A couple of days ago, I injured my left foot. It’s a trivial injury and I’m confident that it will heal in a few days, but I thought that I would make use of it as an example of PIP form-filling.
The PIP moving-around test is about whether you can stand, and then move, outdoors, without too much pain, in a reasonable time, whenever you might need to in the day. It includes looking at whether you can manage kerbs.
So, if my injury was a long term thing and I needed to claim PIP mobility, this is what I would tell them in the form:
Sitting
When I am sitting, with my feet flat on the floor I have continuous pain in my left foot.
There is a band of pain that runs from the outside of my ankle, across the front of my ankle to the inner side.
Also there is a patch of pain that runs from my ankle up the left side of my shin for about 15 cm
There is tingling-numbness that covers the left part of the top of my foot, from my ankle to just behind my middle, fourth and little toe
This is all low-grade pain (3/10) that is present all the time, but it can get quite a lot worse (5/10) in the evening.
While sitting there is no significant pain in the sole of my foot.
Standing
I can stand-from-sitting easily, putting most of my weight on my right leg.
Having stood up, if I put my weight evenly through both feet I get significant pain in the heel and the ball of my left foot. (4/10)
If any pressure is applied to the arch of my foot, this is very painful (6/10 or 7/10).
While standing I get jets of short sharp pain from my ankle, up the left hand side of my shin.
All of these pains become much more intense as the day goes on.
Walking
Because putting weight on my left foot is so painful my gait has become very laboured.
If I dorsiflex my ankle (bringing my toes closer to my knee) the continuous pain in my ankle, and the pressure-related pain in the bottom of my foot both become much more severe.
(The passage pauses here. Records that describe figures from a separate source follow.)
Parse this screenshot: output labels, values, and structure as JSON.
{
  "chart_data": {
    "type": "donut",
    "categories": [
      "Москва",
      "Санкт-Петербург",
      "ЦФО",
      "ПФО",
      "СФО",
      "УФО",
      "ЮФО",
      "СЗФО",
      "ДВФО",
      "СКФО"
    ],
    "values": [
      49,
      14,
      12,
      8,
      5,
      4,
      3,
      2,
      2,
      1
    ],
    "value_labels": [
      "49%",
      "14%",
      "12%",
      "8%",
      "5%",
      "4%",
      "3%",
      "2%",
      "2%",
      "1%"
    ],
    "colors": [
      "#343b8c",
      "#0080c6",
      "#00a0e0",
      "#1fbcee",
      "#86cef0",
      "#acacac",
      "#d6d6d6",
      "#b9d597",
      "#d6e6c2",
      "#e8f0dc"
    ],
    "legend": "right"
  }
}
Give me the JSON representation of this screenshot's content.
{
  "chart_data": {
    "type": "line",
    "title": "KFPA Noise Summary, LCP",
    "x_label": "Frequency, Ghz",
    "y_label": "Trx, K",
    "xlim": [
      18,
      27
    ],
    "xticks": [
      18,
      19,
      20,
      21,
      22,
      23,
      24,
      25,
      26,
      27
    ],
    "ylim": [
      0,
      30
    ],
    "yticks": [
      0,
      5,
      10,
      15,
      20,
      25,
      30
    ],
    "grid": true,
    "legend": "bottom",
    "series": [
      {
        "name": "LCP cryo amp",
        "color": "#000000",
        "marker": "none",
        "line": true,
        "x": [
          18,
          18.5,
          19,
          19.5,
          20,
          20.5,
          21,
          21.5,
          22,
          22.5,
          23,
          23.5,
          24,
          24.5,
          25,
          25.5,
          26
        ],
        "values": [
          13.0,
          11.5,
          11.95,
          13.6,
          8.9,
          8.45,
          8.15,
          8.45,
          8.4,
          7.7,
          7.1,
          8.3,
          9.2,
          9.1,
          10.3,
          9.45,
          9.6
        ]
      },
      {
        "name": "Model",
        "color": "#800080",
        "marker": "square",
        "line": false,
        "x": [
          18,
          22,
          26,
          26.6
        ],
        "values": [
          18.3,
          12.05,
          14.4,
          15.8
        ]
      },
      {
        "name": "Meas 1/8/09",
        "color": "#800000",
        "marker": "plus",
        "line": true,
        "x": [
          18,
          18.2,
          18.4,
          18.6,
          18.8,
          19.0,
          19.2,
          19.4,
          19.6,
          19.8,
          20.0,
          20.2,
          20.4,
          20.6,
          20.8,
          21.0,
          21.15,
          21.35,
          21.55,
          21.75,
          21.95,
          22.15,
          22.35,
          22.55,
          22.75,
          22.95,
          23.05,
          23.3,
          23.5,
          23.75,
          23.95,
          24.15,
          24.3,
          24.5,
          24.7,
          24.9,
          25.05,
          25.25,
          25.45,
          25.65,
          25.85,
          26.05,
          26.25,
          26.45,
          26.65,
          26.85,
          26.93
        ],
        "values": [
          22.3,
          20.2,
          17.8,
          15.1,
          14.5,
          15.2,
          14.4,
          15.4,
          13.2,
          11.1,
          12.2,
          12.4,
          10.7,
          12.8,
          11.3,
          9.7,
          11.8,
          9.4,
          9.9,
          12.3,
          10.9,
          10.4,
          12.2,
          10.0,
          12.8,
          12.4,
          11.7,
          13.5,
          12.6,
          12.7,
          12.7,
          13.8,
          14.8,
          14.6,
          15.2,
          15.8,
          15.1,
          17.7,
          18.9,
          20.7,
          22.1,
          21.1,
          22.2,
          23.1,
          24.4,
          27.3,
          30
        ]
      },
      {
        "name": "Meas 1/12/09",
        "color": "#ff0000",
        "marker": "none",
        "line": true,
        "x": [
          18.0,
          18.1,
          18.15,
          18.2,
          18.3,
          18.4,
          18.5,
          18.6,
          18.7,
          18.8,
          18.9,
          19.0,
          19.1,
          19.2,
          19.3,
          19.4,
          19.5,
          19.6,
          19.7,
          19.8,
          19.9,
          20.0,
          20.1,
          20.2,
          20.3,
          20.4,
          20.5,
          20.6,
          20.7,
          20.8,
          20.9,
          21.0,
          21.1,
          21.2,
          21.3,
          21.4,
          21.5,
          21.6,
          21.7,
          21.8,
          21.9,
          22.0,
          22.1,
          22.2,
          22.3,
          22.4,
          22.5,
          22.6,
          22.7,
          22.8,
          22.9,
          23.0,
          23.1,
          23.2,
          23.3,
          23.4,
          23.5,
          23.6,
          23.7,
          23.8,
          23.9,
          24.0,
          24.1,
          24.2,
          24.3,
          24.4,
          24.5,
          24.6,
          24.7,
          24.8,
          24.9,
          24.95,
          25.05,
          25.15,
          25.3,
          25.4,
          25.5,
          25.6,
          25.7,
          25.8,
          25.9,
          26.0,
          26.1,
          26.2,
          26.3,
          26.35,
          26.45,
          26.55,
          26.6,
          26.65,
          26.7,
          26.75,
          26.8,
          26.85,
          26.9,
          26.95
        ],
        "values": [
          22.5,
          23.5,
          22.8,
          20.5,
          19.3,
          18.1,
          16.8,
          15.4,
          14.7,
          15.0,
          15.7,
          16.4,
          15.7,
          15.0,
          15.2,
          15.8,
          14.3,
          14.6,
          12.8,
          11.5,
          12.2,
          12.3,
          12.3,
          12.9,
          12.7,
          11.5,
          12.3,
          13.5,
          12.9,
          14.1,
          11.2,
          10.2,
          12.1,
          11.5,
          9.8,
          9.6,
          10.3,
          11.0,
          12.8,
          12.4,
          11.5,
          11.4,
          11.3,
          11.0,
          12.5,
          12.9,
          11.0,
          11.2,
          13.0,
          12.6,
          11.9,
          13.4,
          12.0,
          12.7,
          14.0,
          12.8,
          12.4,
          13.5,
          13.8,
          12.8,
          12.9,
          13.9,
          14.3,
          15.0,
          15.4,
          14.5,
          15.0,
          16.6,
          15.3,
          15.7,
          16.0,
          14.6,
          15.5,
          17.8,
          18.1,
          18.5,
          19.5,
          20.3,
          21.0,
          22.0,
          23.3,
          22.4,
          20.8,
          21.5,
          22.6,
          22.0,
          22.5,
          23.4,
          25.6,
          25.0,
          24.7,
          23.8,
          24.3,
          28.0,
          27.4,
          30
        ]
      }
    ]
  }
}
I cannot put my right foot in front of my left foot because doing so causes the severely painful dorsiflexion. Even having my feet together causes this.
So, standing with my left foot about 15 cm in front of the right, walking forward would go like this:
…..With my weight on my right foot, I move my left foot forward about 30cm (a foot)
…..I shift my weight to my left foot, causing a lot of pain, and briskly bring my right foot to about 15cm behind the left
…..I put my right foot down, putting my weight upon it and relieving the pain in the left
I can do this maybe thirty times before I need to stop.
I then stand with my weight on my right foot, lift my left foot slightly and slowly rotate it mobilising the ankle five or six times, and then I begin walking again.
I can use a walking stick to help me stay balanced as I hobble along, but it does not fundamentally change what I have described.
During the day I could walk more than 200 meters in this way but all walking causes an unacceptable degree of pain.
My walking speed is much slower than normal, taking, over any distance, much more than twice as long as it did before my injury.
All of these difficulties become much more severe as the day goes on. I would not attempt to walk more than a few meters, outside, during the evening.
Kerbs
Because I cannot bear weight on my left foot without pain, kerbs are difficult.
Stepping up, I lift my right foot onto the kerb, causing significant pain while the weight is on the left, and then as quickly as I can, I put my weight onto the right foot to relieve the pain in the left, and bring the left foot up to the higher level.
Stepping down is easier, because I can very quickly drop my right foot down on to the lower level, so the pain in my left foot is much shorter.